Surgical technique involves electrosurgery or suture ligation just inferior to the fallopian tube, ligating the fallopian branches of the ovarian and utero-ovarian arteries while avoiding unnecessary involvement of ovarian branches within the mesosalpinx. Since the fimbria are thought to be the site of origin for many serous carcinomas, removing the fimbrial portion of the tube is crucial.

 

Ovarian cancer remains the most deadly gynecologic malignancy. Efforts to find effective screening methods have not yet delivered. Pathologic data confirms that over half of “ovarian” cancers are actually of tubal origin, and we should consider risk-reducing salpingectomy in the low-risk population. The Society of Gynecologic Oncology in their November 2013 Clinical Practice Statement stated, “For women at average risk of ovarian cancer, risk-reducing salpingectomy should also be discussed and considered with patients at the time of abdominal or pelvic surgery, hysterectomy or in lieu of tubal ligation [once childbearing is complete].”

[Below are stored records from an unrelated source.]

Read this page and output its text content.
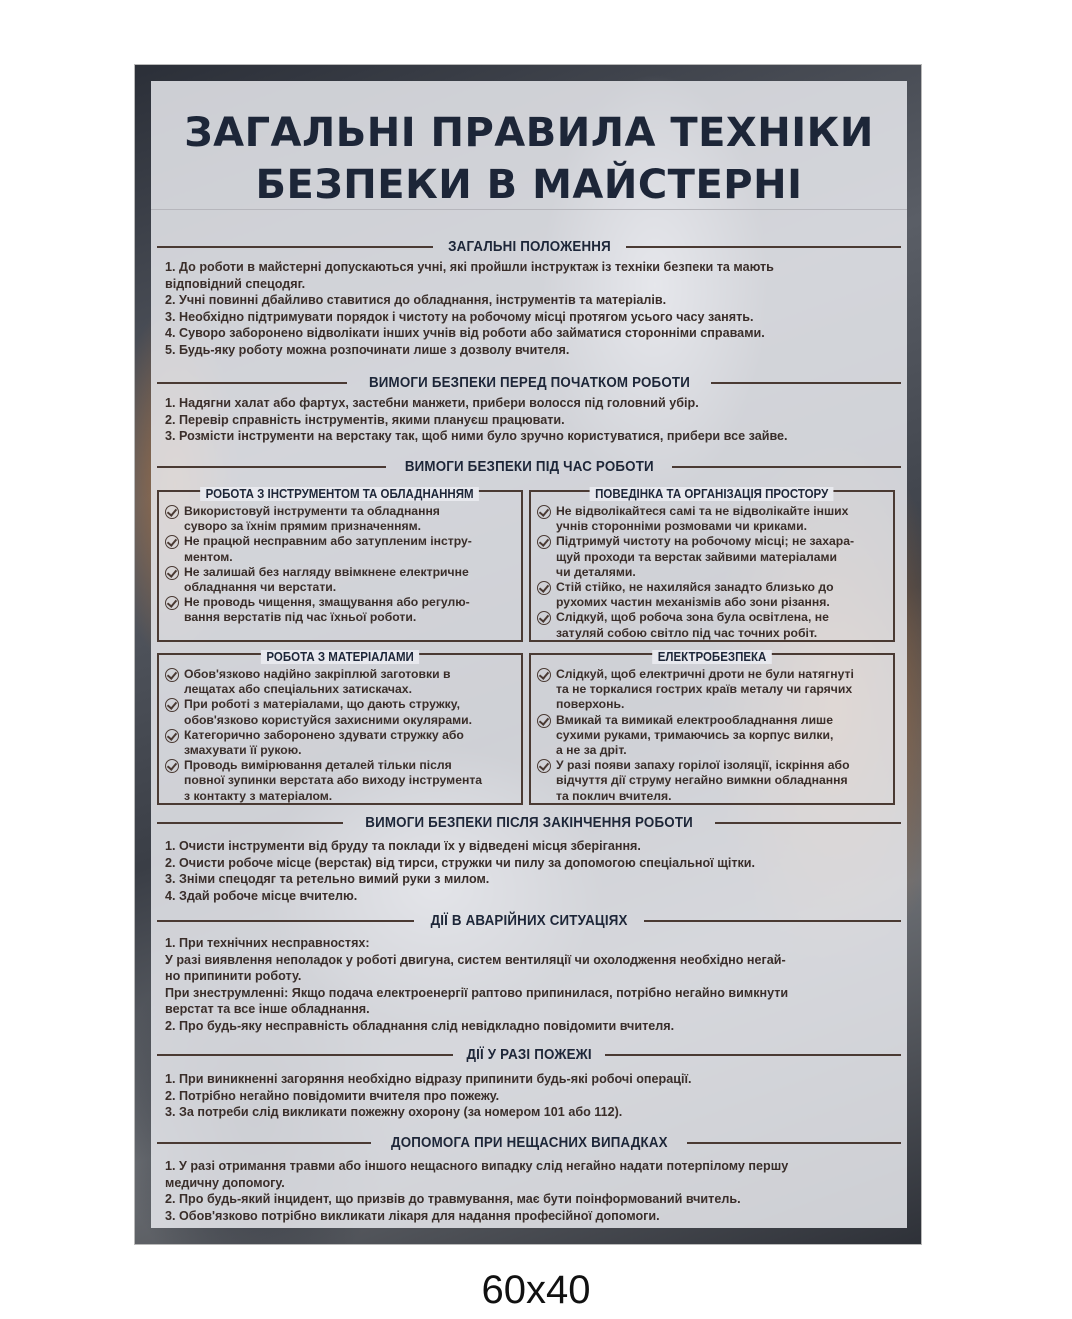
ЗАГАЛЬНІ ПРАВИЛА ТЕХНІКИ
БЕЗПЕКИ В МАЙСТЕРНІ
ЗАГАЛЬНІ ПОЛОЖЕННЯ

1. До роботи в майстерні допускаються учні, які пройшли інструктаж із техніки безпеки та мають
відповідний спецодяг.
2. Учні повинні дбайливо ставитися до обладнання, інструментів та матеріалів.
3. Необхідно підтримувати порядок і чистоту на робочому місці протягом усього часу занять.
4. Суворо заборонено відволікати інших учнів від роботи або займатися сторонніми справами.
5. Будь-яку роботу можна розпочинати лише з дозволу вчителя.

ВИМОГИ БЕЗПЕКИ ПЕРЕД ПОЧАТКОМ РОБОТИ

1. Надягни халат або фартух, застебни манжети, прибери волосся під головний убір.
2. Перевір справність інструментів, якими плануєш працювати.
3. Розмісти інструменти на верстаку так, щоб ними було зручно користуватися, прибери все зайве.

ВИМОГИ БЕЗПЕКИ ПІД ЧАС РОБОТИ
РОБОТА З ІНСТРУМЕНТОМ ТА ОБЛАДНАННЯМ
Використовуй інструменти та обладнання
суворо за їхнім прямим призначенням.
Не працюй несправним або затупленим інстру-
ментом.
Не залишай без нагляду ввімкнене електричне
обладнання чи верстати.
Не проводь чищення, змащування або регулю-
вання верстатів під час їхньої роботи.
ПОВЕДІНКА ТА ОРГАНІЗАЦІЯ ПРОСТОРУ
Не відволікайтеся самі та не відволікайте інших
учнів сторонніми розмовами чи криками.
Підтримуй чистоту на робочому місці; не захара-
щуй проходи та верстак зайвими матеріалами
чи деталями.
Стій стійко, не нахиляйся занадто близько до
рухомих частин механізмів або зони різання.
Слідкуй, щоб робоча зона була освітлена, не
затуляй собою світло під час точних робіт.
РОБОТА З МАТЕРІАЛАМИ
Обов'язково надійно закріплюй заготовки в
лещатах або спеціальних затискачах.
При роботі з матеріалами, що дають стружку,
обов'язково користуйся захисними окулярами.
Категорично заборонено здувати стружку або
змахувати її рукою.
Проводь вимірювання деталей тільки після
повної зупинки верстата або виходу інструмента
з контакту з матеріалом.
ЕЛЕКТРОБЕЗПЕКА
Слідкуй, щоб електричні дроти не були натягнуті
та не торкалися гострих країв металу чи гарячих
поверхонь.
Вмикай та вимикай електрообладнання лише
сухими руками, тримаючись за корпус вилки,
а не за дріт.
У разі появи запаху горілої ізоляції, іскріння або
відчуття дії струму негайно вимкни обладнання
та поклич вчителя.
ВИМОГИ БЕЗПЕКИ ПІСЛЯ ЗАКІНЧЕННЯ РОБОТИ

1. Очисти інструменти від бруду та поклади їх у відведені місця зберігання.
2. Очисти робоче місце (верстак) від тирси, стружки чи пилу за допомогою спеціальної щітки.
3. Зніми спецодяг та ретельно вимий руки з милом.
4. Здай робоче місце вчителю.

ДІЇ В АВАРІЙНИХ СИТУАЦІЯХ

1. При технічних несправностях:
У разі виявлення неполадок у роботі двигуна, систем вентиляції чи охолодження необхідно негай-
но припинити роботу.
При знеструмленні: Якщо подача електроенергії раптово припинилася, потрібно негайно вимкнути
верстат та все інше обладнання.
2. Про будь-яку несправність обладнання слід невідкладно повідомити вчителя.

ДІЇ У РАЗІ ПОЖЕЖІ

1. При виникненні загоряння необхідно відразу припинити будь-які робочі операції.
2. Потрібно негайно повідомити вчителя про пожежу.
3. За потреби слід викликати пожежну охорону (за номером 101 або 112).

ДОПОМОГА ПРИ НЕЩАСНИХ ВИПАДКАХ

1. У разі отримання травми або іншого нещасного випадку слід негайно надати потерпілому першу
медичну допомогу.
2. Про будь-який інцидент, що призвів до травмування, має бути поінформований вчитель.
3. Обов'язково потрібно викликати лікаря для надання професійної допомоги.

60x40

Dr. Pierce is a third-year resident in the department of obstetrics and gynecology at the University of North Carolina at Chapel Hill. Dr. Clarke-Pearson is the chair and the Robert A. Ross Distinguished Professor of Obstetrics and Gynecology, and a professor in the division of gynecologic oncology at the university. Dr. Pierce and Dr. Clarke-Pearson said that they had no relevant financial disclosures.